Sin embargo, estas campañas y otros tantas medidas para llevar información vial a los colegios primarios y secundarios parecen caer en saco roto cuando se miran las páginas policiales de los diarios. Sin ir más lejos, este viernes se repitió el cóctel en Rivadavia: un motociclista de 22 años se mató al estrellarse con un poste cuando conducía a contramano por calle Florida en Los Campamentos. Según la información policial, había ingerido alcohol.
Esa “conducta temeraria”
Conducir un vehículo habiendo tomado alcohol o ingerido drogas, o hacerlo a altísima velocidad superando las máximas permitidas o sin el registro habilitante son lo que se considera una “conducta temeraria”, en un proyecto de autoría del diputado nacional radical Luis Petri, que ya tiene media sanción de la Cámara Baja.
Esa norma, en consonancia con otras similares, busca considerar esas situaciones como agravantes  no como atenuantes y pretende aumentar la prisión de los responsables a 4 años como mínimo y 10 años como máximo si se causare a otro la muerte conduciendo un vehículo en estado de intoxicación alcohólica o bajo los efectos de estupefacientes.
“Endurecer las penas para los responsables es tratar de dar una respuesta razonable a un flagelo como el que tenemos en nuestras rutas. Es la principal causa de muertes en esa franja etaria y la gran mayoría está vinculada a excesos de velocidad e ingesta de alcohol”, sentenció el legislador.

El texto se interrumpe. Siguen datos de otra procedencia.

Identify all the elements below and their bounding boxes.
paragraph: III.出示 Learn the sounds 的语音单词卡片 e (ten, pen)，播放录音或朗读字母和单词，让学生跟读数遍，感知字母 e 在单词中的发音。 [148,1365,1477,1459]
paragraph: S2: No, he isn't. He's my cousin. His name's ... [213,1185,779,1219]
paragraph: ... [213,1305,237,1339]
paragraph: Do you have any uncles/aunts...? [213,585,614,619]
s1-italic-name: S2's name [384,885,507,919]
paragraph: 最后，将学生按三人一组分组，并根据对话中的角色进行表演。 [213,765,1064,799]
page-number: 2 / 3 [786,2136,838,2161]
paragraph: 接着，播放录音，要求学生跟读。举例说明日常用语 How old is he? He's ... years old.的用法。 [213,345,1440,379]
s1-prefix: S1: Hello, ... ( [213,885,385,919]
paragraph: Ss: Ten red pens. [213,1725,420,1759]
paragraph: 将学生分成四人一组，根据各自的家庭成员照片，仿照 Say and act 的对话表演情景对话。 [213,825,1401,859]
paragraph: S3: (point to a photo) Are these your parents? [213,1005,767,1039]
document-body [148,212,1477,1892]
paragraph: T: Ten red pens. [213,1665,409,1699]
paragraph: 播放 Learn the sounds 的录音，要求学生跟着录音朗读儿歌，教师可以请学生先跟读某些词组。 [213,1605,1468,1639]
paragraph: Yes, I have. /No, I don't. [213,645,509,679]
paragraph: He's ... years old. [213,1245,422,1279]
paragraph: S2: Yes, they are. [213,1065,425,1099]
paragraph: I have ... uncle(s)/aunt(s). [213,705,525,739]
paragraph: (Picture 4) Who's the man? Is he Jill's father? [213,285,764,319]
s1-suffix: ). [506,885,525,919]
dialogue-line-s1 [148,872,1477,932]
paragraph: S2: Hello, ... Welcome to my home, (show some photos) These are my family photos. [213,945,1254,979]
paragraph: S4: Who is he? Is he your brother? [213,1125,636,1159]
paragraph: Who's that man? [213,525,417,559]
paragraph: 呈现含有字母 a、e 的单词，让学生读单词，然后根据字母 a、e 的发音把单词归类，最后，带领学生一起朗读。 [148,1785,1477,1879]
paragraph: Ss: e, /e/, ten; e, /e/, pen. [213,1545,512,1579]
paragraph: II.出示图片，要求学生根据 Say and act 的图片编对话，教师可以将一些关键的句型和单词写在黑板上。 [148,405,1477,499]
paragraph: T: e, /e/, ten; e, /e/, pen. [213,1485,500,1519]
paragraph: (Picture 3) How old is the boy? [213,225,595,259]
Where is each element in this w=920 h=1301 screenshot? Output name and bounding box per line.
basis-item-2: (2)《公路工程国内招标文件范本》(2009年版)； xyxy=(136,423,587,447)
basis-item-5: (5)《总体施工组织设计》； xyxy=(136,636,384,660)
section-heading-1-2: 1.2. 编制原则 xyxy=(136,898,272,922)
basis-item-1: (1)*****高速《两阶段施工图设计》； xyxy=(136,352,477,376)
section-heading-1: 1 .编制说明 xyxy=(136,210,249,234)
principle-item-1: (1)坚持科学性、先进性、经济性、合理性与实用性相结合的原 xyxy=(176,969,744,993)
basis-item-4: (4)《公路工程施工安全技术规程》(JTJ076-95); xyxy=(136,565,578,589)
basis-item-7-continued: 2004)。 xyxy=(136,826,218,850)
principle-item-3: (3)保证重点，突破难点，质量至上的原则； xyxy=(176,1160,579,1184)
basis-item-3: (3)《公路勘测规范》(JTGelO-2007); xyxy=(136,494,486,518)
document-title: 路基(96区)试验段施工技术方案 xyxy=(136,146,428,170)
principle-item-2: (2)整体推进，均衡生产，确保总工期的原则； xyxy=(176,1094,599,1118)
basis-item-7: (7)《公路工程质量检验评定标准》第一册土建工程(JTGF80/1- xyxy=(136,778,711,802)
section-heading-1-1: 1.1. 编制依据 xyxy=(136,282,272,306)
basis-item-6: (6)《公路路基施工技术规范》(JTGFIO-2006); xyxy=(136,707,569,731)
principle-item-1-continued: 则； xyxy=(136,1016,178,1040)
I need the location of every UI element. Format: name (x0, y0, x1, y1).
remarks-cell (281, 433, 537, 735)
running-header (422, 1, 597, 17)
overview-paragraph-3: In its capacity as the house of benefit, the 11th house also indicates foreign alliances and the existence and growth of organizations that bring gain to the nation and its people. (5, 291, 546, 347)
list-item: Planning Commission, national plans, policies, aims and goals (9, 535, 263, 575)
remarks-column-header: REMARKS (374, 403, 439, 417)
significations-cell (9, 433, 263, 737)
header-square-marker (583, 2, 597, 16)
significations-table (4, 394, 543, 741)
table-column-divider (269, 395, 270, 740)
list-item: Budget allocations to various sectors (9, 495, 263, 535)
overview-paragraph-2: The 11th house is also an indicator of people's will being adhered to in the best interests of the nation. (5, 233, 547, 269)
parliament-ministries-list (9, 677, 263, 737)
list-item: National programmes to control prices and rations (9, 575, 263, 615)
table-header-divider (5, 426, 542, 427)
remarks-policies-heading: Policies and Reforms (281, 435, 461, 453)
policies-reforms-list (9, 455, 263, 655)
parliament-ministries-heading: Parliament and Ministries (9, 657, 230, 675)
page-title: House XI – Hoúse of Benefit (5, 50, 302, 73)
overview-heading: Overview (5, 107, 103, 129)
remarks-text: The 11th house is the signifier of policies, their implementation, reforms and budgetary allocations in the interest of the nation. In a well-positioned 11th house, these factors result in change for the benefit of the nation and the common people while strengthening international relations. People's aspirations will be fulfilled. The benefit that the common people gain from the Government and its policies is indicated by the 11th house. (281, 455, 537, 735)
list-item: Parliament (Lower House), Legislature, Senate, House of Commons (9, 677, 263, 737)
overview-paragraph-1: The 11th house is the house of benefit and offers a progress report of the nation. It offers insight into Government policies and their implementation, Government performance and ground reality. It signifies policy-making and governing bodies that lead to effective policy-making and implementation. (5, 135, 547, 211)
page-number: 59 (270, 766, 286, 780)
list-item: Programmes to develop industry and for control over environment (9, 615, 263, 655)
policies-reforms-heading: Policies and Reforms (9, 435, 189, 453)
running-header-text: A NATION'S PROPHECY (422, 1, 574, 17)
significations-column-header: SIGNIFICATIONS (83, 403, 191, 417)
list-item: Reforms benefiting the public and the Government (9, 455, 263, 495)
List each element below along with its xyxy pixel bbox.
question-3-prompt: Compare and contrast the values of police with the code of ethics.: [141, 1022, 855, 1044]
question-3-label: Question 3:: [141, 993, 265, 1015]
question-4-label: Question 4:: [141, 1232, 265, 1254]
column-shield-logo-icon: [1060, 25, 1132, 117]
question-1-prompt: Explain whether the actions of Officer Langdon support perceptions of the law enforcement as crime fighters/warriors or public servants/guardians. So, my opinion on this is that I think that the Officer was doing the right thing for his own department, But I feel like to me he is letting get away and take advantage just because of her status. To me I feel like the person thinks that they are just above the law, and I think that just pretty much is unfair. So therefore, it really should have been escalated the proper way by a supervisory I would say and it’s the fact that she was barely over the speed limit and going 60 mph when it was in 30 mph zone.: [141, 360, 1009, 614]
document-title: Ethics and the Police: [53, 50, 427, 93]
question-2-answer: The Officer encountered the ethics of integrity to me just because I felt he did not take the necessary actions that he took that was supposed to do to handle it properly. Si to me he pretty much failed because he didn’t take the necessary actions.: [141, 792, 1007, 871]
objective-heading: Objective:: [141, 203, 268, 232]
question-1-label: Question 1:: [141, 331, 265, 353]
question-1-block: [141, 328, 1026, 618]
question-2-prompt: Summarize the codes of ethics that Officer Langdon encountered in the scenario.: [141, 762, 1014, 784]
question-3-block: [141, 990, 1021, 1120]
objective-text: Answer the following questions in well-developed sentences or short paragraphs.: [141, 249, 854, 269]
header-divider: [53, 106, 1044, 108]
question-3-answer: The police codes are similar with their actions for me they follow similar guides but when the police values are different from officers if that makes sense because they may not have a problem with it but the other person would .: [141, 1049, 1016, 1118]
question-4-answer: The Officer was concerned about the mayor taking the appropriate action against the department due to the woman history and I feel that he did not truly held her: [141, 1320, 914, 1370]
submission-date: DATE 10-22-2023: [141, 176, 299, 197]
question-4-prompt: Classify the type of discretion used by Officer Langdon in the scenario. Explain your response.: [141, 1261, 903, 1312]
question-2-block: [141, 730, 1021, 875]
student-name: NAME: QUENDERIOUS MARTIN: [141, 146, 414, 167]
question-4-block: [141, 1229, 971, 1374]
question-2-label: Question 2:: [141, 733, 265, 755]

El 45 por ciento fallece en los hospitales
  Después de años de eternas discusiones sobre cuál era la cifra real de las fatalidades viales mendocinas, ya que el Ministerio de Seguridad mide sólo la cantidad de víctimas que fallecían en el lugar del accidente, y estas distaban notoriamente de los registros del Ministerio de Salud, que contabilizaba aquellos accidentados que morían en los hospitales, el Observatorio de Seguridad Vial dispuso cruzar ambos datos y unificarlos, aunque para ello deba esperar los tiempos en que ambos ministerios les envían la información. En el caso de Salud, las actas de defunción se comunican hasta 6 meses más tarde.
Con esas cifras cerradas, concluyeron que en el 2013 los muertos viales de Mendoza fueron 330 y en el 2014 la cifra bajó a 307. De esos totales, el 55% habían muerto en el lugar del accidente y el 45% restante lo hizo en centros de salud y hospitales mendocinos.
Dado que hasta el momento sólo se cuenta con la información del Ministerio de Seguridad sobre fallecidos en el lugar del accidente, desde el observatorio compararon esos datos con los enviados por la misma cartera en 2014 y destacaron que hasta el 31 de junio de este año se habían producido 12 muertes menos. En el 2014, se registraron 92 decesos viales y este año sólo 80.
“Más allá de las cifras de fatalidad en accidentes viales, a nosotros nos interesa saber quiénes son las víctimas, dónde se producen los siniestros y en qué condiciones,  para pensar en políticas de seguridad vial. Así detectamos que este grupo de los más jóvenes protagonizó en este primer semestre 43 accidentes que dejaron 44 muertos”, dijo Adriana Koch, con datos del observatorio.